TDS operated G-Drive’s FIA World Endurance Championship-entered car last year, which moves to full-time ELMS competition.

Rusinov will be joined by Jean-Eric Vergne and TDS regular Matthieu Vaxiviere, effectively creating an all-pro driver lineup, by the FIA driver ratings, in the pro-am enforced class.

It is one of two ELMS entries to have received “temporary dispensation” from the ACO that allows adjusted lineups on a case-by-case basis.

Both Rusinov and Vaxviere are Gold rated, while Vergne is Platinum. LMP2 requires at least one Bronze or Silver-rated driver per lineup.

The other exception made is the No. 8 DKR Engineering Norma M30 Nissan, which features the Silver pairing of Alexander Toril and Jean Glorieux, in a class that typically requires at least one Bronze-rated driver.

G-Drive’s second Oreca, to be run by Graff, will be driven by Jose Gutierrez, James Allen and Enzo Guibbert, in a more traditional pro-am lineup.

Graff is the sixth LMP2 team to partner with G-Drive in the last six years, with TDS and DragonSpeed the two most recent outfits last year, in the WEC and ELMS, respectively.

It’s understood Rusinov will not return to WEC competition this season, with the Russian businessman to focus his driving efforts exclusively on the ELMS and 24 Hours of Le Mans. 

John Dagys is the founder and Editor-in-Chief of Sportscar365 as well as the recently launched e-racing365 Web site for electric racing. Dagys spent eight years as a motorsports correspondent for Channel, and contributes to other publications worldwide. Contact John



  1. Binky

    February 8, 2018 at 5:39 pm

    Has there ever been an explanation for why Rusinov takes his Gazprom money to a different team almost every year?

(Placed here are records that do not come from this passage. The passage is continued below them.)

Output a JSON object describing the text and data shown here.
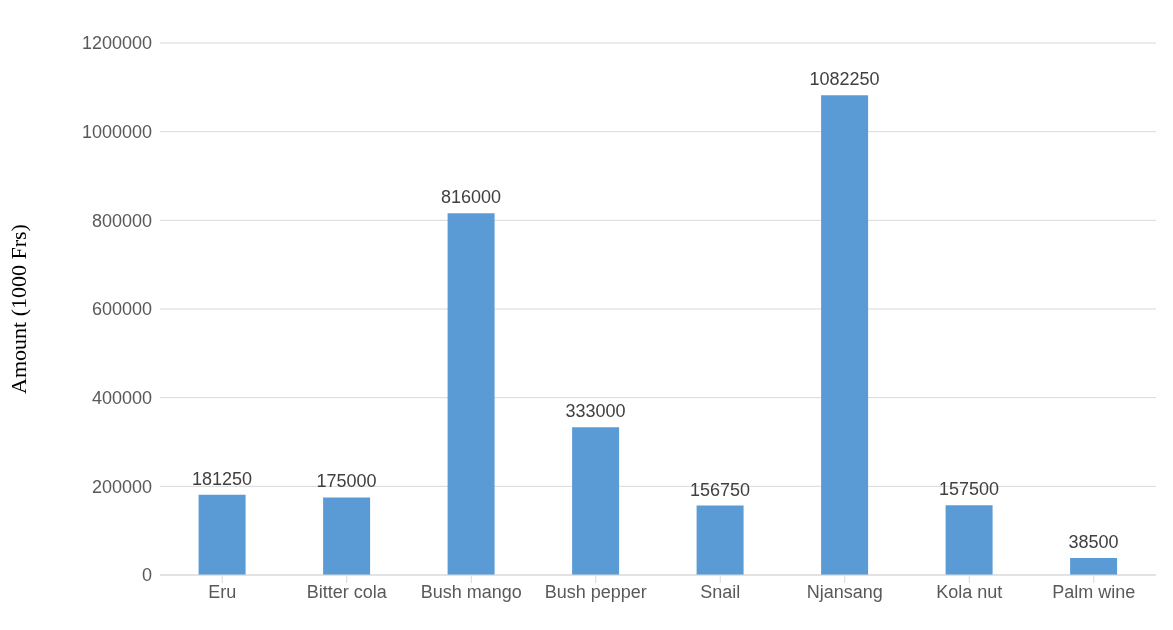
{
  "chart_data": {
    "type": "bar",
    "ylabel": "Amount (1000 Frs)",
    "categories": [
      "Eru",
      "Bitter cola",
      "Bush mango",
      "Bush pepper",
      "Snail",
      "Njansang",
      "Kola nut",
      "Palm wine"
    ],
    "values": [
      181250,
      175000,
      816000,
      333000,
      156750,
      1082250,
      157500,
      38500
    ],
    "color": "#5b9bd5",
    "ylim": [
      0,
      1200000
    ],
    "yticks": [
      0,
      200000,
      400000,
      600000,
      800000,
      1000000,
      1200000
    ],
    "grid": "y",
    "data_labels": true
  }
}
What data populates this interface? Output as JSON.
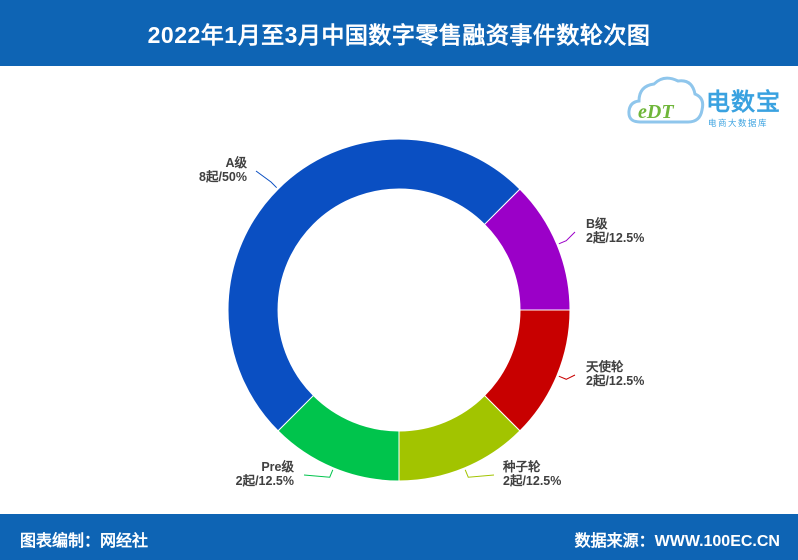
{
  "title": "2022年1月至3月中国数字零售融资事件数轮次图",
  "footer": {
    "editor": "图表编制：网经社",
    "source": "数据来源：WWW.100EC.CN"
  },
  "logo": {
    "name": "电数宝",
    "subtitle": "电商大数据库",
    "mark": "eDT"
  },
  "chart_data": {
    "type": "pie",
    "donut": true,
    "unit": "起",
    "slices": [
      {
        "name": "A级",
        "value": 8,
        "percent": "50%",
        "label": "8起/50%",
        "color": "#0a4fc2"
      },
      {
        "name": "B级",
        "value": 2,
        "percent": "12.5%",
        "label": "2起/12.5%",
        "color": "#9b00c8"
      },
      {
        "name": "天使轮",
        "value": 2,
        "percent": "12.5%",
        "label": "2起/12.5%",
        "color": "#c80000"
      },
      {
        "name": "种子轮",
        "value": 2,
        "percent": "12.5%",
        "label": "2起/12.5%",
        "color": "#a2c400"
      },
      {
        "name": "Pre级",
        "value": 2,
        "percent": "12.5%",
        "label": "2起/12.5%",
        "color": "#00c44c"
      }
    ]
  }
}
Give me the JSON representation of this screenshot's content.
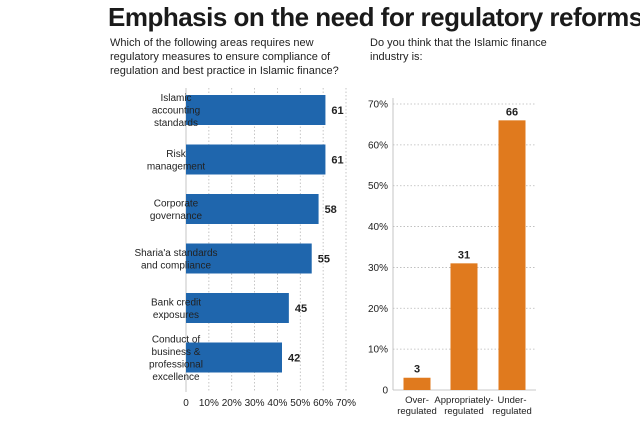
{
  "title": "Emphasis on the need for regulatory reforms",
  "colors": {
    "left_bar": "#1f66ad",
    "right_bar": "#e07a1e",
    "grid": "#b8b8b8",
    "text": "#222222"
  },
  "chart_data": [
    {
      "type": "bar",
      "orientation": "horizontal",
      "question": "Which of the following areas requires new regulatory measures to ensure compliance of regulation and best practice in Islamic finance?",
      "categories": [
        [
          "Islamic",
          "accounting",
          "standards"
        ],
        [
          "Risk",
          "management"
        ],
        [
          "Corporate",
          "governance"
        ],
        [
          "Sharia'a standards",
          "and compliance"
        ],
        [
          "Bank credit",
          "exposures"
        ],
        [
          "Conduct of",
          "business &",
          "professional",
          "excellence"
        ]
      ],
      "values": [
        61,
        61,
        58,
        55,
        45,
        42
      ],
      "xlim": [
        0,
        70
      ],
      "xticks": [
        0,
        10,
        20,
        30,
        40,
        50,
        60,
        70
      ],
      "xtick_labels": [
        "0",
        "10%",
        "20%",
        "30%",
        "40%",
        "50%",
        "60%",
        "70%"
      ],
      "grid": true
    },
    {
      "type": "bar",
      "orientation": "vertical",
      "question": "Do you think that the Islamic finance industry is:",
      "categories": [
        [
          "Over-",
          "regulated"
        ],
        [
          "Appropriately-",
          "regulated"
        ],
        [
          "Under-",
          "regulated"
        ]
      ],
      "values": [
        3,
        31,
        66
      ],
      "ylim": [
        0,
        70
      ],
      "yticks": [
        0,
        10,
        20,
        30,
        40,
        50,
        60,
        70
      ],
      "ytick_labels": [
        "0",
        "10%",
        "20%",
        "30%",
        "40%",
        "50%",
        "60%",
        "70%"
      ],
      "grid": true
    }
  ]
}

    Is he trying to gain influence with all team owners so that when something like this drops, they’re less inclined to protest? After all, he could be bringing his cash to them next time.

    • Ug-Min Lahk

      February 9, 2018 at 11:37 am

      Rusinov keeps changing teams because of his character, apparently. In the last few years, his relationship with every team degrades during the year to a point they don’t feel like working together anymore. So he kept changing teams every year, but he brings lots of money, so he will always find out someone who accepts the challenge.

  2. thomas

    February 9, 2018 at 12:51 am

    Rusinov is the definition of an amateur. As he doesn’t take a pay cheque from racing I think his classification should be limited to silver as he is paying for all of it

    • Gonçalo Santos

      February 9, 2018 at 2:41 am

      Sure why not. He just has a lot of experience with LMP2 cars and was on the verge of driving a Midland Toyota F1 car. Silver seems just right…

      • Hawkwood

        February 9, 2018 at 2:05 pm

        Yep, silver seems exactly right.
        Just because he almost once drove and F1 a decade ago doesn’t mean he’s a pro-driver.
        He’s hampered simply by being a very good amateur. That’s it. He’s considered too good to be classed as he should be.

        • Bakkster

          February 9, 2018 at 3:27 pm

          Then the ratings system is broken.